Solit's semi-customized fashion service allows customers to choose from more than 1,600 combinations of designs, sizes and parts to tailor clothes that match their personal desires and needs. The system was created using data collected by the company in cooperation wth medical professionals and researchers.
Solit also turned to social media to find out the different issues that people experience with clothing. In particular, it looked at how long it takes people to put on and take off particular items of clothing.
Last May, the company launched a project with the Kishiwada Rehabilitation Hospital in Osaka and a digital technology company that is part of the same medical group. Their aim was to create fashionable clothes that hospital patients can enjoy wearing whatever their illness, symptoms, or treatment environment.

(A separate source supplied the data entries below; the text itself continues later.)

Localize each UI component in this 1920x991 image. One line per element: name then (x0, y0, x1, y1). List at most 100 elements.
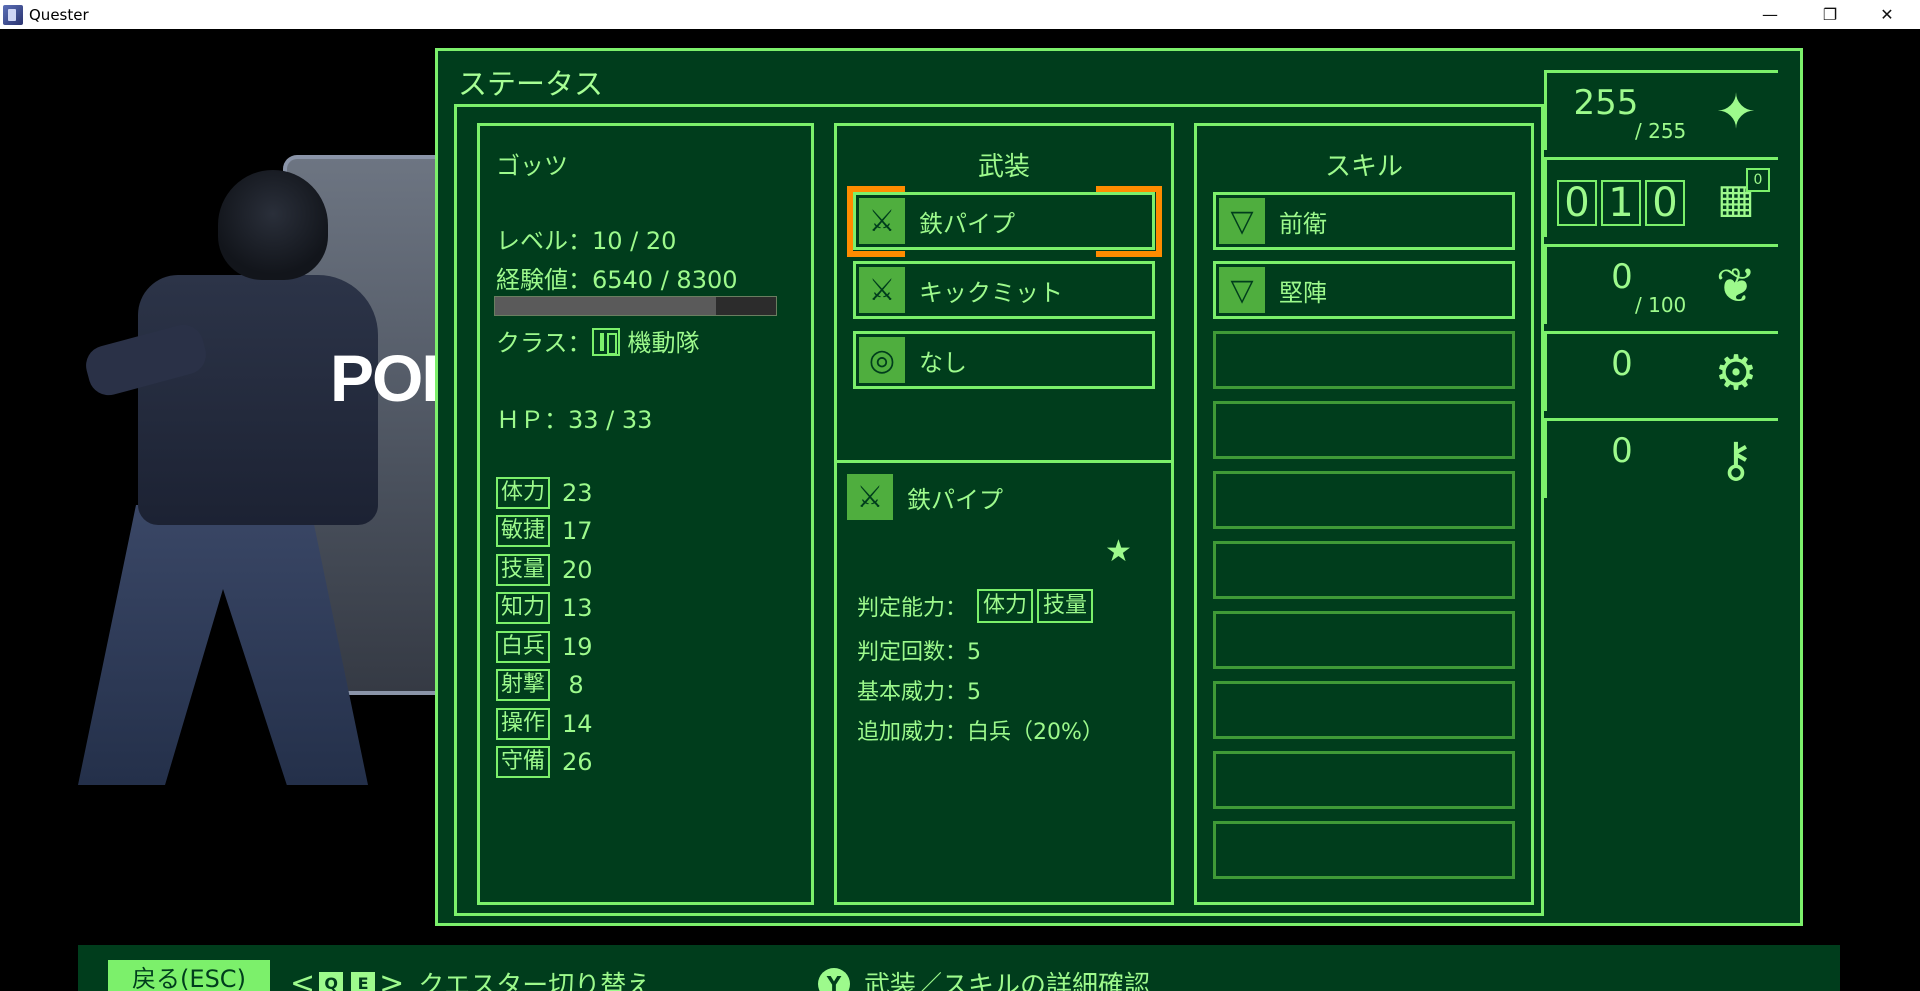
app-icon (3, 4, 23, 25)
stat-value: 13 (562, 594, 593, 622)
fish-icon: ❦ (1715, 258, 1757, 314)
skill-slot-empty[interactable] (1213, 401, 1515, 459)
resource-sparkle: 255 / 255 ✦ (1544, 70, 1778, 150)
class-prefix: クラス： (496, 329, 592, 357)
counter-digit: 1 (1601, 180, 1641, 226)
resource-max: / 255 (1635, 119, 1687, 143)
stat-label: 操作 (496, 708, 551, 740)
skill-slot-1[interactable]: ▽ 前衛 (1213, 192, 1515, 250)
stat-label: 敏捷 (496, 515, 551, 547)
window-titlebar: Quester — ❐ ✕ (0, 0, 1920, 29)
shield-text: POLI (330, 341, 435, 415)
character-name: ゴッツ (496, 152, 568, 180)
stat-label: 白兵 (496, 631, 551, 663)
equipment-slot-2[interactable]: ⚔ キックミット (853, 261, 1155, 319)
skill-slot-2[interactable]: ▽ 堅陣 (1213, 261, 1515, 319)
status-panel: ステータス ゴッツ レベル：10 / 20 経験値：6540 / 8300 クラ… (435, 48, 1803, 926)
hp-text: ＨＰ：33 / 33 (496, 406, 653, 434)
stat-value: 20 (562, 556, 593, 584)
selection-bracket (847, 186, 905, 224)
stat-row: 体力 23 (496, 476, 602, 510)
stat-value: 17 (562, 517, 593, 545)
stat-value: 19 (562, 633, 593, 661)
resource-value: 0 (1611, 257, 1633, 297)
gears-icon: ⚙ (1714, 345, 1758, 401)
resource-value: 0 (1611, 431, 1633, 471)
skills-title: スキル (1324, 152, 1403, 182)
back-button[interactable]: 戻る(ESC) (108, 960, 270, 991)
equipment-box: 武装 ⚔ 鉄パイプ ⚔ キックミット ◎ なし ⚔ 鉄パイプ ★ 判定能力： 体… (834, 123, 1174, 905)
equipment-slot-label: 鉄パイプ (919, 209, 1015, 238)
stat-value: 23 (562, 479, 593, 507)
base-power: 基本威力：5 (857, 680, 981, 705)
soldier-helmet (218, 170, 328, 280)
skill-slot-empty[interactable] (1213, 681, 1515, 739)
stat-value: 14 (562, 710, 593, 738)
resource-gears: 0 ⚙ (1544, 331, 1778, 411)
skill-slot-empty[interactable] (1213, 541, 1515, 599)
divider (837, 460, 1171, 463)
exp-text: 経験値：6540 / 8300 (496, 266, 738, 294)
selection-bracket (1096, 186, 1162, 224)
class-icon (591, 328, 620, 356)
switch-quester-hint[interactable]: < Q E > クエスター切り替え (290, 965, 652, 991)
stat-label: 射撃 (496, 669, 551, 701)
equipment-slot-label: キックミット (919, 278, 1063, 307)
class-row: クラス： 機動隊 (496, 323, 700, 358)
stat-row: 白兵 19 (496, 630, 602, 664)
e-key: E (351, 971, 376, 991)
character-stats-box: ゴッツ レベル：10 / 20 経験値：6540 / 8300 クラス： 機動隊 … (477, 123, 814, 905)
skill-slot-empty[interactable] (1213, 331, 1515, 389)
skills-box: スキル ▽ 前衛 ▽ 堅陣 (1194, 123, 1534, 905)
star-icon: ★ (1105, 534, 1132, 569)
stat-row: 知力 13 (496, 591, 602, 625)
class-name: 機動隊 (627, 329, 700, 357)
resource-calendar: 0 1 0 ▦ 0 (1544, 157, 1778, 237)
detail-hint-label: 武装／スキルの詳細確認 (864, 971, 1151, 991)
stat-label: 技量 (496, 554, 551, 586)
switch-quester-label: クエスター切り替え (418, 971, 653, 991)
selection-bracket (1096, 221, 1162, 257)
calendar-badge: 0 (1746, 168, 1770, 192)
exp-bar-fill (495, 297, 717, 315)
bottom-hint-bar: 戻る(ESC) < Q E > クエスター切り替え Y 武装／スキルの詳細確認 (78, 945, 1840, 991)
level-text: レベル：10 / 20 (496, 227, 677, 255)
stat-label: 体力 (496, 477, 551, 509)
close-button[interactable]: ✕ (1864, 0, 1910, 29)
exp-bar (494, 296, 777, 316)
q-key: Q (319, 971, 344, 991)
key-icon: ⚷ (1718, 432, 1754, 488)
detail-item-name: 鉄パイプ (907, 485, 1003, 514)
judge-count: 判定回数：5 (857, 640, 981, 665)
skill-slot-empty[interactable] (1213, 471, 1515, 529)
judge-tag: 体力 (977, 589, 1034, 623)
skill-shield-icon: ▽ (1219, 267, 1265, 313)
detail-hint[interactable]: Y 武装／スキルの詳細確認 (818, 965, 1150, 991)
equipment-slot-label: なし (919, 348, 967, 377)
skill-slot-label: 前衛 (1279, 209, 1327, 238)
panel-title: ステータス (458, 67, 604, 101)
crossed-weapons-icon: ⚔ (859, 267, 905, 313)
minimize-button[interactable]: — (1747, 0, 1793, 29)
stat-row: 守備 26 (496, 745, 602, 779)
skill-slot-empty[interactable] (1213, 611, 1515, 669)
skill-slot-label: 堅陣 (1279, 278, 1327, 307)
crossed-weapons-icon: ⚔ (847, 474, 893, 520)
extra-power: 追加威力：白兵（20%） (857, 720, 1104, 745)
stat-value: 8 (568, 671, 584, 699)
stat-row: 敏捷 17 (496, 514, 602, 548)
skill-slot-empty[interactable] (1213, 821, 1515, 879)
sparkle-flask-icon: ✦ (1715, 84, 1757, 140)
judge-ability-row: 判定能力： 体力 技量 (857, 589, 1094, 623)
equipment-slot-3[interactable]: ◎ なし (853, 331, 1155, 389)
resource-key: 0 ⚷ (1544, 418, 1778, 498)
stat-row: 操作 14 (496, 707, 602, 741)
character-portrait: POLI (78, 115, 435, 835)
status-inner-frame: ゴッツ レベル：10 / 20 経験値：6540 / 8300 クラス： 機動隊 … (454, 104, 1544, 916)
restore-button[interactable]: ❐ (1807, 0, 1853, 29)
skill-slot-empty[interactable] (1213, 751, 1515, 809)
stat-label: 守備 (496, 746, 551, 778)
window-title: Quester (29, 5, 89, 24)
chevron-right-icon: > (379, 966, 405, 991)
chevron-left-icon: < (290, 966, 316, 991)
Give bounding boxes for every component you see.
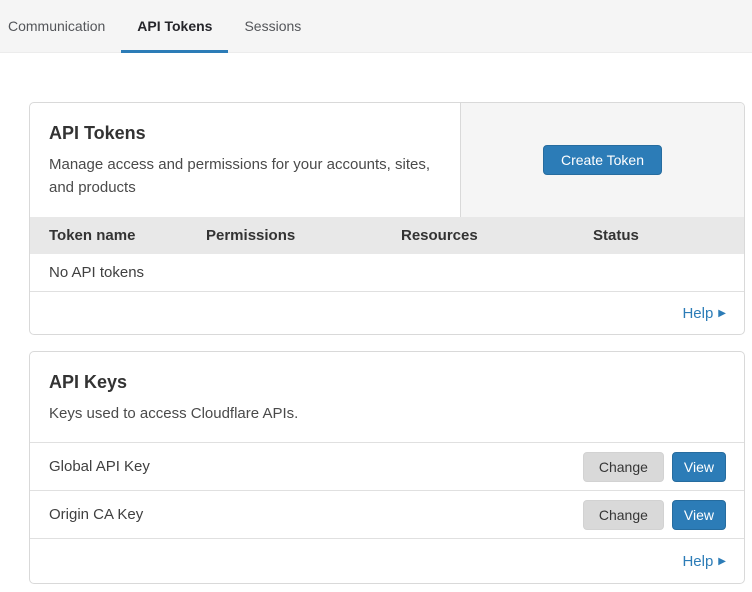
api-tokens-card-footer: Help ▶	[30, 292, 744, 334]
api-tokens-card-header: API Tokens Manage access and permissions…	[30, 103, 744, 217]
global-api-key-change-button[interactable]: Change	[583, 452, 664, 482]
tab-communication[interactable]: Communication	[8, 0, 121, 52]
api-tokens-description: Manage access and permissions for your a…	[49, 153, 440, 199]
global-api-key-row: Global API Key Change View	[30, 442, 744, 490]
api-tokens-card-header-text: API Tokens Manage access and permissions…	[30, 103, 460, 217]
api-keys-description: Keys used to access Cloudflare APIs.	[49, 402, 441, 425]
tokens-table-header-permissions: Permissions	[206, 227, 401, 244]
api-tokens-help-link[interactable]: Help ▶	[682, 305, 726, 322]
help-link-label: Help	[682, 305, 713, 322]
help-arrow-icon: ▶	[718, 557, 726, 567]
page-content: API Tokens Manage access and permissions…	[0, 53, 752, 584]
origin-ca-key-row: Origin CA Key Change View	[30, 490, 744, 538]
api-keys-title: API Keys	[49, 372, 724, 393]
global-api-key-label: Global API Key	[49, 458, 150, 475]
tab-api-tokens[interactable]: API Tokens	[121, 0, 228, 52]
origin-ca-key-change-button[interactable]: Change	[583, 500, 664, 530]
help-link-label: Help	[682, 553, 713, 570]
origin-ca-key-view-button[interactable]: View	[672, 500, 726, 530]
api-keys-help-link[interactable]: Help ▶	[682, 553, 726, 570]
create-token-button[interactable]: Create Token	[543, 145, 662, 175]
api-tokens-card-action-area: Create Token	[460, 103, 744, 217]
api-tokens-card: API Tokens Manage access and permissions…	[29, 102, 745, 335]
tab-bar: Communication API Tokens Sessions	[0, 0, 752, 53]
api-keys-card-header: API Keys Keys used to access Cloudflare …	[30, 352, 744, 442]
global-api-key-actions: Change View	[583, 452, 726, 482]
api-tokens-title: API Tokens	[49, 123, 440, 144]
tokens-empty-message: No API tokens	[49, 264, 144, 281]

In April the company delivered 200 hospital gowns, and will continue to identify fashion needs in patients and develop new garments and services for hospitals.
At around the same time, the company won an iF Gold Award, a prestigious design award that has been presented since 1953. In 2021, Solit also received a bronze IAUD International Design Award, while the project with the Kishiwada hospital was selected for a crQlr Award, which recognizes efforts to create a circular economy.
Solit founder Misaki Tanaka told J-Stories that inclusive fashion could help create an inclusive society. Yet, she added that it is only a first step. She intends to use the expertise, data, and personal connections from this project to work on other inclusive products, such as stationery, furniture, and electronic appliances.